La question de l'existence des races repose sur des mythes grecs de hiérarchie de l'univers. Il est surprenant que cela soit devenu un problème anthropologique et que certains chercheur s'attachent encore à vouloir prouver qu'un groupe ethnique donné est supérieur à un autre sur tel ou tel plan. Il nous reste donc à nous intéresser aux raisons qui ont conduit nos cultures à ériger la race au rang de sujet d'étude. Le problème est de première importance car il pourrait donner des indications sur les dérives épistémologiques des Sciences Humaines.

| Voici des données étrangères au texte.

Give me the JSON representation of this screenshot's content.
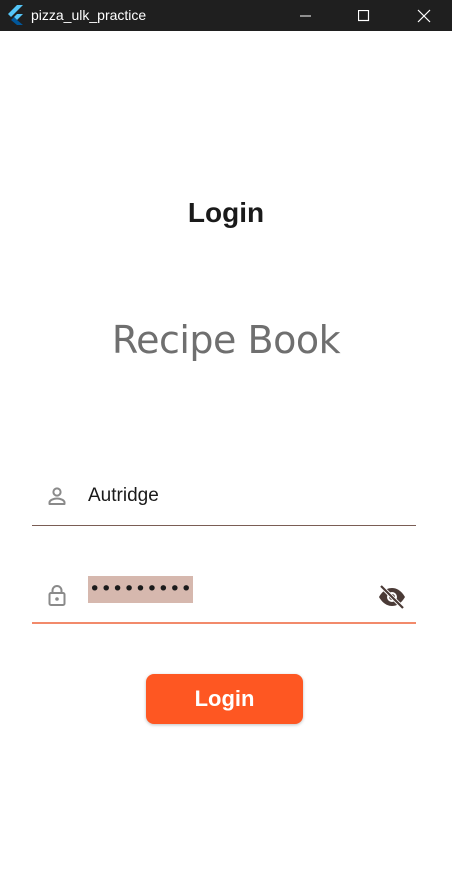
{
  "window": {
    "title": "pizza_ulk_practice",
    "icon": "flutter-logo-icon",
    "controls": [
      "minimize-icon",
      "maximize-icon",
      "close-icon"
    ]
  },
  "page": {
    "title": "Login",
    "app_name": "Recipe Book"
  },
  "form": {
    "username": {
      "icon": "person-icon",
      "value": "Autridge"
    },
    "password": {
      "icon": "lock-icon",
      "value": "•••••••••",
      "visibility_icon": "visibility-off-icon",
      "selected": true
    },
    "submit_label": "Login"
  },
  "colors": {
    "titlebar": "#1f1f1f",
    "accent": "#fe5722",
    "underline_focused": "#f28a6b",
    "underline_default": "#7a5d55",
    "selection": "#d6b8ae",
    "icon": "#8a8a8a"
  }
}
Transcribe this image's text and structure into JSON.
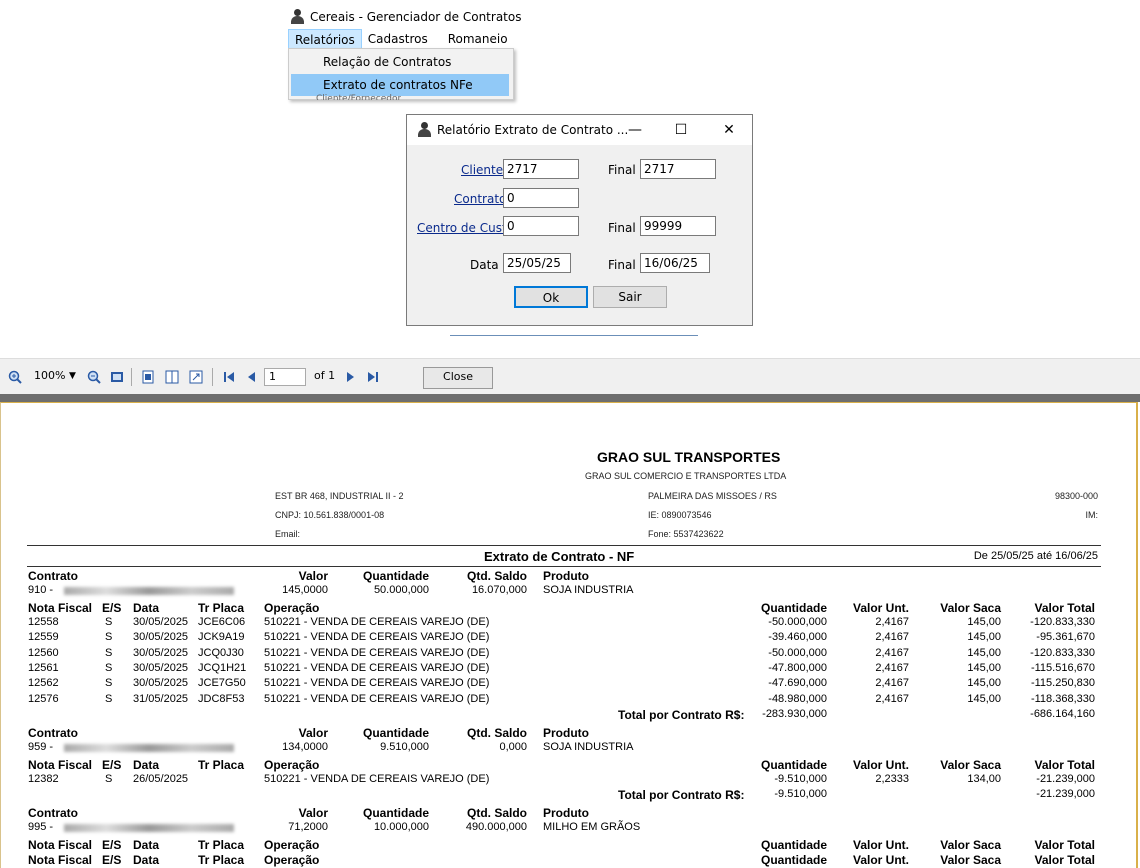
{
  "app": {
    "title": "Cereais - Gerenciador de Contratos",
    "menu": [
      "Relatórios",
      "Cadastros",
      "Romaneio"
    ],
    "dropdown": [
      "Relação de Contratos",
      "Extrato de contratos NFe"
    ],
    "behind_text": "Cliente/Fornecedor"
  },
  "dialog": {
    "title": "Relatório Extrato de Contrato ...",
    "minimize": "—",
    "maximize": "☐",
    "close": "✕",
    "cliente_label": "Cliente",
    "cliente": "2717",
    "final_label": "Final",
    "cliente_final": "2717",
    "contrato_label": "Contrato",
    "contrato": "0",
    "cc_label": "Centro de Custo",
    "cc": "0",
    "cc_final": "99999",
    "data_label": "Data",
    "data": "25/05/25",
    "data_final": "16/06/25",
    "ok": "Ok",
    "sair": "Sair"
  },
  "toolbar": {
    "zoom": "100%",
    "page": "1",
    "of": "of 1",
    "close": "Close"
  },
  "report": {
    "company": "GRAO SUL TRANSPORTES",
    "legal_name": "GRAO SUL COMERCIO E TRANSPORTES LTDA",
    "address": "EST BR 468, INDUSTRIAL II - 2",
    "city": "PALMEIRA DAS MISSOES / RS",
    "cep": "98300-000",
    "cnpj": "CNPJ: 10.561.838/0001-08",
    "ie": "IE: 0890073546",
    "im": "IM:",
    "email": "Email:",
    "fone": "Fone: 5537423622",
    "title": "Extrato de Contrato - NF",
    "period": "De 25/05/25 até 16/06/25",
    "contract_headers": [
      "Contrato",
      "Valor",
      "Quantidade",
      "Qtd. Saldo",
      "Produto"
    ],
    "line_headers": [
      "Nota Fiscal",
      "E/S",
      "Data",
      "Tr Placa",
      "Operação",
      "Quantidade",
      "Valor Unt.",
      "Valor Saca",
      "Valor Total"
    ],
    "total_label": "Total por Contrato R$:",
    "contracts": [
      {
        "num": "910 -",
        "valor": "145,0000",
        "qtd": "50.000,000",
        "saldo": "16.070,000",
        "produto": "SOJA INDUSTRIA",
        "lines": [
          [
            "12558",
            "S",
            "30/05/2025",
            "JCE6C06",
            "510221 - VENDA DE CEREAIS VAREJO (DE)",
            "-50.000,000",
            "2,4167",
            "145,00",
            "-120.833,330"
          ],
          [
            "12559",
            "S",
            "30/05/2025",
            "JCK9A19",
            "510221 - VENDA DE CEREAIS VAREJO (DE)",
            "-39.460,000",
            "2,4167",
            "145,00",
            "-95.361,670"
          ],
          [
            "12560",
            "S",
            "30/05/2025",
            "JCQ0J30",
            "510221 - VENDA DE CEREAIS VAREJO (DE)",
            "-50.000,000",
            "2,4167",
            "145,00",
            "-120.833,330"
          ],
          [
            "12561",
            "S",
            "30/05/2025",
            "JCQ1H21",
            "510221 - VENDA DE CEREAIS VAREJO (DE)",
            "-47.800,000",
            "2,4167",
            "145,00",
            "-115.516,670"
          ],
          [
            "12562",
            "S",
            "30/05/2025",
            "JCE7G50",
            "510221 - VENDA DE CEREAIS VAREJO (DE)",
            "-47.690,000",
            "2,4167",
            "145,00",
            "-115.250,830"
          ],
          [
            "12576",
            "S",
            "31/05/2025",
            "JDC8F53",
            "510221 - VENDA DE CEREAIS VAREJO (DE)",
            "-48.980,000",
            "2,4167",
            "145,00",
            "-118.368,330"
          ]
        ],
        "total_qtd": "-283.930,000",
        "total_valor": "-686.164,160"
      },
      {
        "num": "959 -",
        "valor": "134,0000",
        "qtd": "9.510,000",
        "saldo": "0,000",
        "produto": "SOJA INDUSTRIA",
        "lines": [
          [
            "12382",
            "S",
            "26/05/2025",
            "",
            "510221 - VENDA DE CEREAIS VAREJO (DE)",
            "-9.510,000",
            "2,2333",
            "134,00",
            "-21.239,000"
          ]
        ],
        "total_qtd": "-9.510,000",
        "total_valor": "-21.239,000"
      },
      {
        "num": "995 -",
        "valor": "71,2000",
        "qtd": "10.000,000",
        "saldo": "490.000,000",
        "produto": "MILHO EM GRÃOS",
        "lines": []
      }
    ]
  }
}
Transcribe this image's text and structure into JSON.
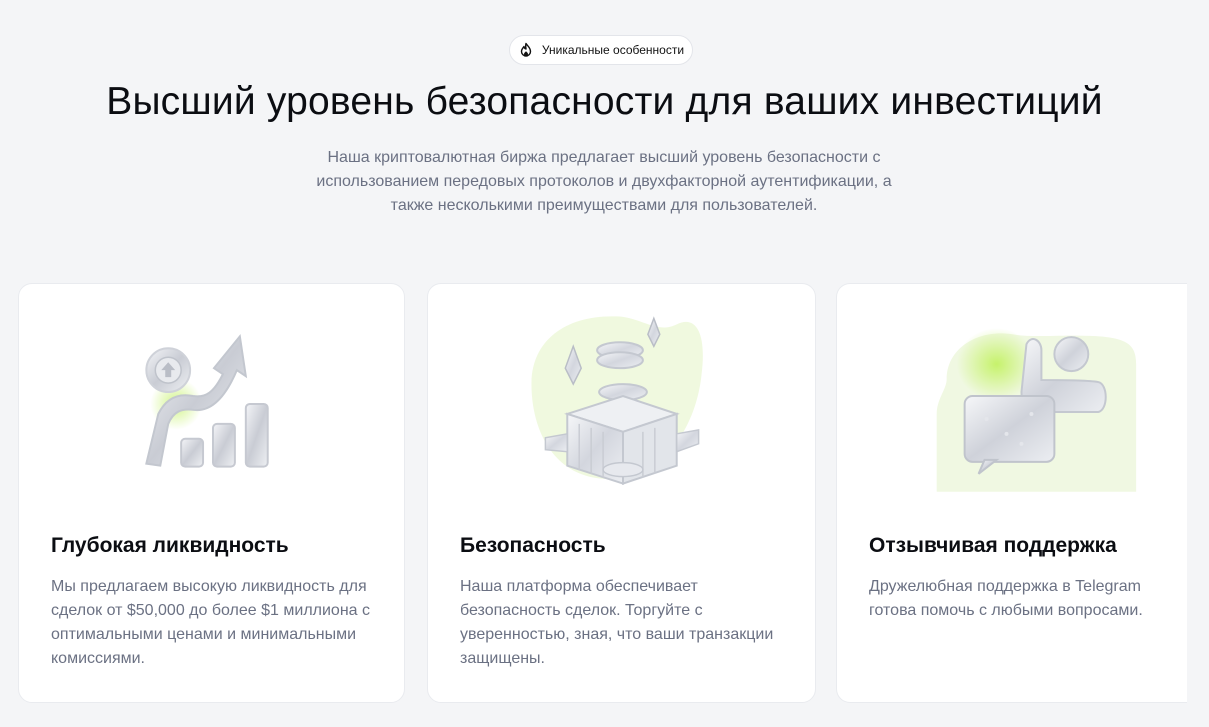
{
  "badge": {
    "icon": "flame-icon",
    "label": "Уникальные особенности"
  },
  "headline": "Высший уровень безопасности для ваших инвестиций",
  "subtitle": "Наша криптовалютная биржа предлагает высший уровень безопасности с использованием передовых протоколов и двухфакторной аутентификации, а также несколькими преимуществами для пользователей.",
  "features": [
    {
      "icon": "growth-chart-illustration",
      "title": "Глубокая ликвидность",
      "description": "Мы предлагаем высокую ликвидность для сделок от $50,000 до более $1 миллиона с оптимальными ценами и минимальными комиссиями."
    },
    {
      "icon": "secure-box-illustration",
      "title": "Безопасность",
      "description": "Наша платформа обеспечивает безопасность сделок. Торгуйте с уверенностью, зная, что ваши транзакции защищены."
    },
    {
      "icon": "support-chat-illustration",
      "title": "Отзывчивая поддержка",
      "description": "Дружелюбная поддержка в Telegram готова помочь с любыми вопросами."
    }
  ],
  "colors": {
    "background": "#f4f5f7",
    "card": "#ffffff",
    "accent_green": "#c6f26b",
    "text_muted": "#6b7183"
  }
}
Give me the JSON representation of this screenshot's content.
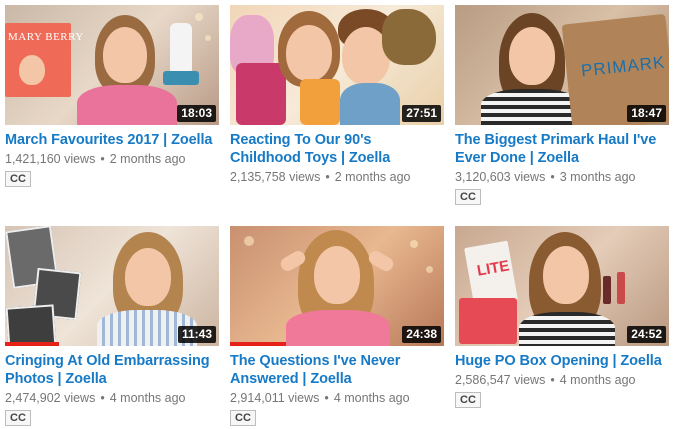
{
  "videos": [
    {
      "title": "March Favourites 2017 | Zoella",
      "views": "1,421,160 views",
      "age": "2 months ago",
      "duration": "18:03",
      "badge": "CC",
      "thumb_text": "MARY BERRY"
    },
    {
      "title": "Reacting To Our 90's Childhood Toys | Zoella",
      "views": "2,135,758 views",
      "age": "2 months ago",
      "duration": "27:51",
      "badge": ""
    },
    {
      "title": "The Biggest Primark Haul I've Ever Done | Zoella",
      "views": "3,120,603 views",
      "age": "3 months ago",
      "duration": "18:47",
      "badge": "CC",
      "thumb_text": "PRIMARK"
    },
    {
      "title": "Cringing At Old Embarrassing Photos | Zoella",
      "views": "2,474,902 views",
      "age": "4 months ago",
      "duration": "11:43",
      "badge": "CC",
      "watched": 0.25
    },
    {
      "title": "The Questions I've Never Answered | Zoella",
      "views": "2,914,011 views",
      "age": "4 months ago",
      "duration": "24:38",
      "badge": "CC",
      "watched": 0.26
    },
    {
      "title": "Huge PO Box Opening | Zoella",
      "views": "2,586,547 views",
      "age": "4 months ago",
      "duration": "24:52",
      "badge": "CC",
      "thumb_text": "LITE"
    }
  ],
  "meta_separator": "•"
}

Voici l'URL du Courrier International : http://www.courrierint.com
Ce site dispose d'archives importantes et vous y retrouverez le dossier cité plus haut.

 

Sur les articles de Leila Zouggari

Monsieur,
Avec quelle élégance et quel talent Leila Zouggari "possède" la langue de Racine, elle la triture , la fripe. la repasse et la retend pour lui faire extraire tout son jus afin d'exprimer les plus fines nuances de la pensée : " la dualité est un combat interne entre ce que nous sommes réellement et le façonnement des croyances quelles qu'elles soient [...] afin que l'amour ne se mue pas en joug, il faut apprendre que « donner » n'induit pas toujours « accepter » ni « redonner » et que l'éventualité « refuser » a les mêmes probabilités du large éventail des réactions humaines. Aimer est un subtil chemin d'unité ente deux entités où le choix reste la plus belle expression de la liberté pour chacun ". J'ai commencé par lire, pensant qu'il s'agissait de l'Islam et j'en étais agréablement surpris ; touché encore par l'omniscience savamment dosée. Cette écrivaine est un génie qui mérite que les critiques s'y arrête...
Je souhaite que mon message, Monsieur, soit transmis à cet auteur de talent. Mes remerciements et ma gratitude d'avance .
Roger Rajaa

Message transmis !


Monsieur Illel Kieser,
C'est avec beaucoup d'émotion que j'ai lu l'article de Leila Zouggari sur les croyances et comme dans chacun de ses articles j'ai l'impression qu'elle parle de moi de mon mari de mes amis . Quelle sagacité d'analyse . Ce professeur est unique dans manière d'écrire et de discourir, sans effort apparent et mine de rien elle traite ce qui touche les humains avec une universalité sans pareille .Elle vous a cité et je sais qu'elle ne fait jamais de faveur, elle ne cite que des grands .
Poussé par la curiosité j'ai lu les tambours de la liberté, il est sensationnel cet article . Tant de poésie et de musique pour parler de  la liberté et des chaînes de l'enfance avec des descriptions qui rappellent des toiles d'impressionniste et je vois ce qui a touché mon professeur cette grande dame si cultivée et si humaine : c'est l'humanisme et la souffrance humaine . merci à vous deux mes chers écrivains pour ces articles hors du commun qui touche le fond humain.